Come vede, l'unitarismo linguistico, che a lei che vive in Sardegna appare come un Minotauro sabaudo-mussoliniano, è moneta corrente nell'evoluzione socio-politica del mondo, ieri come oggi. Di "decretazione tetragona" si sono macchiati tanto l'Ucraina del dopo-URSS quanto i democratici Stati Uniti nella chiusura verso il bilinguismo anglo-ispanico. Si chiamano scelte politiche, e determinano (e mi creda, determinano eccome!) il destino linguistico di un popolo. Di "decretazione tetragona" siamo del resto vittime sia io che lei, che su queste pagine conversiamo in italiano.


Eppure, tertium non datur. Il "pluralismo linguistico" che lei si augura, quello sì che in Sardegna sarebbe (meglio: è) un divide et impera, non molto dissimile dallo stracampanilismo che divide bidda da bidda e cunzadu da cunzadu, ciascuno convinto di parlare il vero sardo, e tutti indistintamente incapaci di scriverlo. E tutti insieme in marcia verso l'oblio, consolati da una "diversità" che lei vede come un valore, ma che molti di noi, che guardiamo da lontano, vediamo come un ergastolo di minorità.
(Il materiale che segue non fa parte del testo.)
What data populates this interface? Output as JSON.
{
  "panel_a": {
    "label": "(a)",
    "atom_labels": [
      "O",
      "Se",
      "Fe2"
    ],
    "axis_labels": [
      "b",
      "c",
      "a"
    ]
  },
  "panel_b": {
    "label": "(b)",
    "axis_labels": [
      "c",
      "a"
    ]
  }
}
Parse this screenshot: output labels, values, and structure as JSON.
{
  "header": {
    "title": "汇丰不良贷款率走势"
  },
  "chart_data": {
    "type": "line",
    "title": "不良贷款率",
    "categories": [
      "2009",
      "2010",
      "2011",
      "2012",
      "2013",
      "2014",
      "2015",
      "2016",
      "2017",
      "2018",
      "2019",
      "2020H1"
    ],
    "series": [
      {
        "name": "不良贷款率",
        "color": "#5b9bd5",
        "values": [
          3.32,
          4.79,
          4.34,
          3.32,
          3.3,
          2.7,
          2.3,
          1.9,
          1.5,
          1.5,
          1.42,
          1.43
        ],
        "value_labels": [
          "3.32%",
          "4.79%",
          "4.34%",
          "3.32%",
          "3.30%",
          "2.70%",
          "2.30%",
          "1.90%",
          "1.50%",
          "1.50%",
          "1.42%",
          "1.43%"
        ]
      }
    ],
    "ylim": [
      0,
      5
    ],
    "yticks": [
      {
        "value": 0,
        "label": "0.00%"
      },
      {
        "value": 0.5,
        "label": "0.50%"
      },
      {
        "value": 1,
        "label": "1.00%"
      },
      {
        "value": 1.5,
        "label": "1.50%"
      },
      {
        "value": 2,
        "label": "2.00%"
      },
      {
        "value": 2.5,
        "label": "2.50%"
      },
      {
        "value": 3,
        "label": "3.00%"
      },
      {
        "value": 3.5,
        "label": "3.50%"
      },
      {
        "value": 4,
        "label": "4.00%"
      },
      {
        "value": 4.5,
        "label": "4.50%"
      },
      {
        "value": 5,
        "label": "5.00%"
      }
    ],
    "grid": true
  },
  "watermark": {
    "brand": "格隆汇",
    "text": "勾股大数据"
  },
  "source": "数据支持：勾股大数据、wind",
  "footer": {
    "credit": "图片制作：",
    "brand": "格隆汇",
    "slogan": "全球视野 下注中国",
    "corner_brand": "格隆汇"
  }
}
È tempo invece che gli intellettuali sardi abbandonino il fatalismo remissivo dei "tempi grami" e prendano per mano il proprio ruolo, industriandosi d'indicare una strada. Anche coloro, come lei, che devono il proprio credito ed il proprio uditorio ad un idioma "anche letterario", che a suo parere unifica linguisticamente tutti i sardi, ma che a parere d'altri, tra i quali metto Gramsci, resta lingua "povera, monca, puramente infantile", e comunque testimonianza di un'imposizione autoritaria. Dettata a suo tempo dalle migliori intenzioni, per carità. Certo non peggiori di quelle di coloro che oggi si spendono per una lingua ed una grafia sarda comune.